Several therapies have been used effectively to treat the disorder, including family, group, psychodynamic and cognitive-behavioral therapy. Behavior therapy systematically exposes you to your gambling behavior while teaching you better strategies for dealing with those urges; CBT helps you identify unsupportive, unhealthy, and irrational beliefs and replace them with positive, healthy alternatives. Treatment may also include work on co-occurring problems like anxiety, depression, substance use, or other mental health disorders. Inpatient and outpatient treatment options are available.

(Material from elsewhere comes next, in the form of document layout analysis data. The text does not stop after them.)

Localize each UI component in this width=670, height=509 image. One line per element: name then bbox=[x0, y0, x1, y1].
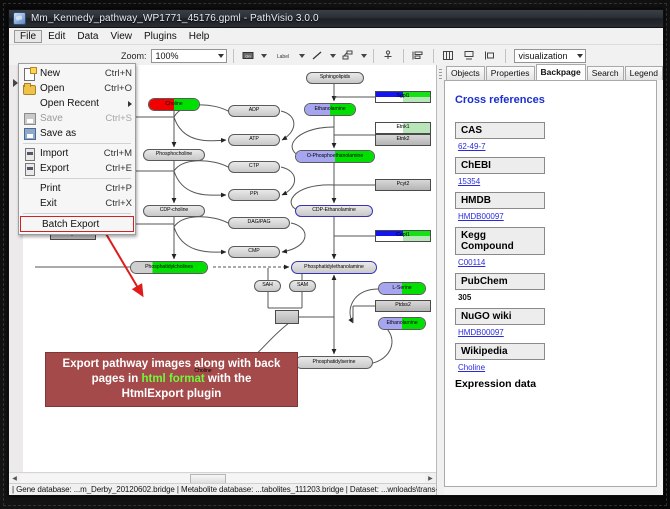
menu-item-label: Save bbox=[40, 113, 99, 124]
datanode-dropdown-icon[interactable] bbox=[261, 54, 267, 58]
xref-link[interactable]: 62-49-7 bbox=[458, 142, 486, 151]
node-label: Ethanolamine bbox=[386, 321, 417, 326]
tab-objects[interactable]: Objects bbox=[446, 66, 485, 80]
xref-name-hmdb: HMDB bbox=[455, 192, 545, 209]
menu-item-label: Import bbox=[40, 148, 98, 159]
node-label: SAH bbox=[262, 283, 273, 288]
chevron-down-icon-2 bbox=[577, 54, 583, 58]
side-panel-tabs: ObjectsPropertiesBackpageSearchLegend bbox=[444, 65, 663, 80]
node-label: CMP bbox=[248, 249, 259, 254]
tab-backpage[interactable]: Backpage bbox=[536, 64, 586, 80]
menu-item-no-icon bbox=[22, 197, 36, 210]
scroll-track[interactable] bbox=[20, 474, 425, 483]
node-label: ADP bbox=[249, 108, 260, 113]
menu-item-label: New bbox=[40, 68, 99, 79]
interaction-dropdown-icon[interactable] bbox=[361, 54, 367, 58]
zoom-value: 100% bbox=[156, 51, 179, 61]
menu-separator bbox=[23, 143, 131, 144]
menu-file[interactable]: File bbox=[14, 30, 42, 43]
label-dropdown-icon[interactable] bbox=[299, 54, 305, 58]
datanode-icon[interactable]: Gn bbox=[240, 47, 257, 64]
xref-link[interactable]: 15354 bbox=[458, 177, 480, 186]
menu-item-label: Open bbox=[40, 83, 98, 94]
toolbar-divider-2 bbox=[373, 49, 374, 63]
node-label: Choline bbox=[165, 102, 182, 107]
menu-item-shortcut: Ctrl+P bbox=[99, 183, 132, 194]
tab-properties[interactable]: Properties bbox=[486, 66, 535, 80]
node-label: CDP-Ethanolamine bbox=[312, 208, 356, 213]
anchor-icon[interactable] bbox=[380, 47, 397, 64]
xref-link[interactable]: Choline bbox=[458, 363, 485, 372]
file-menu-item-new[interactable]: NewCtrl+N bbox=[19, 66, 135, 81]
backpage-content: Cross references CAS62-49-7ChEBI15354HMD… bbox=[444, 80, 657, 487]
file-menu-item-open[interactable]: OpenCtrl+O bbox=[19, 81, 135, 96]
xref-value-nugo-wiki[interactable]: HMDB00097 bbox=[458, 328, 646, 337]
menu-item-label: Print bbox=[40, 183, 99, 194]
zoom-label: Zoom: bbox=[121, 51, 147, 61]
callout-line-1: Export pathway images along with back bbox=[63, 358, 281, 370]
label-icon[interactable]: Label bbox=[271, 47, 295, 64]
cross-reference-row: WikipediaCholine bbox=[455, 343, 646, 372]
xref-value-hmdb[interactable]: HMDB00097 bbox=[458, 212, 646, 221]
node-label: Phosphocholine bbox=[156, 152, 192, 157]
menu-item-no-icon bbox=[22, 97, 36, 110]
node-label: O-Phosphoethanolamine bbox=[307, 154, 363, 159]
xref-name-nugo-wiki: NuGO wiki bbox=[455, 308, 545, 325]
toolbar-divider bbox=[233, 49, 234, 63]
xref-link[interactable]: HMDB00097 bbox=[458, 328, 504, 337]
align-icon[interactable] bbox=[410, 47, 427, 64]
new-document-icon bbox=[22, 67, 36, 80]
cross-reference-row: HMDBHMDB00097 bbox=[455, 192, 646, 221]
node-label: Pcyt2 bbox=[397, 182, 410, 187]
node-label: Ptdss2 bbox=[395, 303, 411, 308]
file-menu-item-print[interactable]: PrintCtrl+P bbox=[19, 181, 135, 196]
xref-name-chebi: ChEBI bbox=[455, 157, 545, 174]
node-label: Etnk2 bbox=[396, 137, 409, 142]
visualization-value: visualization bbox=[519, 51, 568, 61]
menu-item-shortcut: Ctrl+X bbox=[99, 198, 132, 209]
tab-legend[interactable]: Legend bbox=[625, 66, 663, 80]
grip-dots-icon bbox=[439, 69, 442, 79]
menu-edit[interactable]: Edit bbox=[42, 30, 71, 43]
expression-data-title: Expression data bbox=[455, 378, 646, 390]
xref-name-pubchem: PubChem bbox=[455, 273, 545, 290]
menu-item-shortcut: Ctrl+S bbox=[99, 113, 132, 124]
file-menu-item-exit[interactable]: ExitCtrl+X bbox=[19, 196, 135, 211]
menu-item-shortcut: Ctrl+E bbox=[99, 163, 132, 174]
node-label: Ethanolamine bbox=[314, 107, 345, 112]
file-menu-item-save-as[interactable]: Save as bbox=[19, 126, 135, 141]
save-as-disk-icon bbox=[22, 127, 36, 140]
svg-text:Gn: Gn bbox=[245, 53, 250, 58]
screenshot-root: Mm_Kennedy_pathway_WP1771_45176.gpml - P… bbox=[0, 0, 670, 509]
visualization-combo[interactable]: visualization bbox=[514, 49, 586, 63]
zoom-combo[interactable]: 100% bbox=[151, 49, 227, 63]
menu-view[interactable]: View bbox=[104, 30, 138, 43]
status-bar: | Gene database: ...m_Derby_20120602.bri… bbox=[9, 483, 436, 495]
xref-name-wikipedia: Wikipedia bbox=[455, 343, 545, 360]
group-icon[interactable] bbox=[461, 47, 478, 64]
xref-value-kegg-compound[interactable]: C00114 bbox=[458, 258, 646, 267]
menu-item-label: Save as bbox=[40, 128, 132, 139]
callout-highlight: html format bbox=[141, 373, 204, 385]
menu-item-shortcut: Ctrl+N bbox=[99, 68, 132, 79]
menu-data[interactable]: Data bbox=[71, 30, 104, 43]
callout-line-2b: with the bbox=[205, 373, 252, 385]
menu-item-label: Export bbox=[40, 163, 99, 174]
toolbar-divider-3 bbox=[403, 49, 404, 63]
node-label: Etnk1 bbox=[396, 125, 409, 130]
menu-item-label: Exit bbox=[40, 198, 99, 209]
xref-value-cas[interactable]: 62-49-7 bbox=[458, 142, 646, 151]
cross-reference-row: CAS62-49-7 bbox=[455, 122, 646, 151]
pathvisio-window: Mm_Kennedy_pathway_WP1771_45176.gpml - P… bbox=[8, 9, 664, 496]
xref-link[interactable]: HMDB00097 bbox=[458, 212, 504, 221]
xref-link[interactable]: C00114 bbox=[458, 258, 485, 267]
node-label: Choline bbox=[194, 369, 211, 374]
node-label: L-Serine bbox=[392, 286, 411, 291]
cross-reference-row: NuGO wikiHMDB00097 bbox=[455, 308, 646, 337]
cross-reference-row: PubChem305 bbox=[455, 273, 646, 302]
toolbar-divider-4 bbox=[433, 49, 434, 63]
side-panel: ObjectsPropertiesBackpageSearchLegend Cr… bbox=[437, 65, 663, 495]
node-label: ATP bbox=[249, 137, 259, 142]
node-label: Sgpl1 bbox=[396, 94, 409, 99]
title-bar: Mm_Kennedy_pathway_WP1771_45176.gpml - P… bbox=[9, 10, 663, 28]
node-label: CDP-choline bbox=[160, 208, 189, 213]
xref-name-cas: CAS bbox=[455, 122, 545, 139]
menu-item-label: Open Recent bbox=[40, 98, 124, 109]
interaction-icon[interactable] bbox=[340, 47, 357, 64]
import-icon bbox=[22, 147, 36, 160]
xref-value-pubchem: 305 bbox=[458, 293, 646, 302]
xref-value-chebi[interactable]: 15354 bbox=[458, 177, 646, 186]
cross-reference-row: Kegg CompoundC00114 bbox=[455, 227, 646, 267]
cross-reference-list: CAS62-49-7ChEBI15354HMDBHMDB00097Kegg Co… bbox=[455, 122, 646, 372]
status-text: | Gene database: ...m_Derby_20120602.bri… bbox=[9, 485, 474, 494]
menu-item-shortcut: Ctrl+M bbox=[98, 148, 132, 159]
file-menu-item-import[interactable]: ImportCtrl+M bbox=[19, 146, 135, 161]
save-disk-icon bbox=[22, 112, 36, 125]
xref-value-wikipedia[interactable]: Choline bbox=[458, 363, 646, 372]
cross-reference-row: ChEBI15354 bbox=[455, 157, 646, 186]
annotation-callout: Export pathway images along with back pa… bbox=[45, 352, 298, 407]
menu-separator bbox=[23, 213, 131, 214]
callout-line-2a: pages in bbox=[92, 373, 142, 385]
menu-help[interactable]: Help bbox=[183, 30, 216, 43]
window-title: Mm_Kennedy_pathway_WP1771_45176.gpml - P… bbox=[31, 13, 319, 24]
file-menu-dropdown[interactable]: NewCtrl+NOpenCtrl+OOpen RecentSaveCtrl+S… bbox=[18, 63, 136, 235]
node-label: Phosphatidylethanolamine bbox=[304, 265, 364, 270]
node-label: SAM bbox=[297, 283, 308, 288]
open-folder-icon bbox=[22, 82, 36, 95]
xref-name-kegg-compound: Kegg Compound bbox=[455, 227, 545, 255]
export-icon bbox=[22, 162, 36, 175]
menu-separator bbox=[23, 178, 131, 179]
pathvisio-icon bbox=[13, 12, 26, 25]
cross-references-title: Cross references bbox=[455, 94, 646, 106]
menu-item-label: Batch Export bbox=[42, 219, 130, 230]
node-label: Phosphatidylserine bbox=[313, 360, 356, 365]
node-label: PPi bbox=[250, 192, 258, 197]
chevron-down-icon bbox=[218, 54, 224, 58]
file-menu-item-save[interactable]: SaveCtrl+S bbox=[19, 111, 135, 126]
callout-line-3: HtmlExport plugin bbox=[122, 388, 222, 400]
menu-item-no-icon bbox=[24, 218, 38, 231]
node-label: Phosphatidylcholines bbox=[145, 265, 193, 270]
menu-plugins[interactable]: Plugins bbox=[138, 30, 183, 43]
node-label: Sphingolipids bbox=[320, 75, 350, 80]
menu-item-no-icon bbox=[22, 182, 36, 195]
svg-text:Label: Label bbox=[276, 54, 288, 60]
order-icon[interactable] bbox=[482, 47, 499, 64]
node-label: CTP bbox=[249, 164, 259, 169]
menu-bar: File Edit Data View Plugins Help bbox=[9, 28, 663, 45]
stack-icon[interactable] bbox=[440, 47, 457, 64]
file-menu-item-open-recent[interactable]: Open Recent bbox=[19, 96, 135, 111]
line-icon[interactable] bbox=[309, 47, 326, 64]
file-menu-item-batch-export[interactable]: Batch Export bbox=[20, 216, 134, 232]
panel-drag-handle[interactable] bbox=[437, 65, 444, 495]
line-dropdown-icon[interactable] bbox=[330, 54, 336, 58]
toolbar-divider-5 bbox=[505, 49, 506, 63]
tab-search[interactable]: Search bbox=[587, 66, 624, 80]
menu-item-shortcut: Ctrl+O bbox=[98, 83, 132, 94]
node-label: Cept1 bbox=[396, 233, 410, 238]
file-menu-item-export[interactable]: ExportCtrl+E bbox=[19, 161, 135, 176]
submenu-arrow-icon bbox=[128, 101, 132, 107]
node-label: DAG/PAG bbox=[248, 220, 271, 225]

Many individuals find speaking with other people with problem gambling a useful form of treatment. There are groups like Gamblers Anonymous that can help you deal with your feelings and build a support group of people who can help you on your journey to recovery.
Finding Alternatives to Gambling
How effective the activities you choose to replace gambling are at fulfilling your urge to gamble depends on the reasons why you gamble. If you gamble for excitement or an adrenaline rush, consider sports or challenging activities, such as rock climbing or endurance sports.
If you gamble for the social element in order to avoid loneliness, isolation, or shyness, consider joining a social group, enrolling in a class, connecting with friends and family, and participating in group therapy.
You may gamble to avoid your problems, numb unwanted emotions, relieve boredom, relax from stress, or solve financial problems. Whichever of these reasons applies to you, find an activity to replace gambling that meets the same needs.
Many compulsive gamblers find that stopping gambling is not as hard as remaining in recovery and maintaining a commitment not to gamble. That’s why you’ll also learn strategies in treatment for avoiding relapse.
Counseling for Compulsive Gambling
In counseling, a compulsive gambler can explore why they gamble and how it affects them and those around them. Counseling can also aid them in identifying ways to resolve the problems that prompt or perpetuate their gambling.
Benefits of Counseling
Counseling offers many potential benefits for compulsive gamblers, including helping you:
• Take control over your gambling
• Manage your compulsion to gamble
• More healthily and proactively deal with stress
• Find other activities to enjoy with your time
• Get your personal finances in order
• Heal relationships with loved ones
• Continue committing to recovery and avoiding triggers
If you or someone you know struggles with an addiction to gambling, there is help. Many others have benefitted from professional treatment for compulsive gambling. The sooner treatment starts, the easier it will be to get your life back.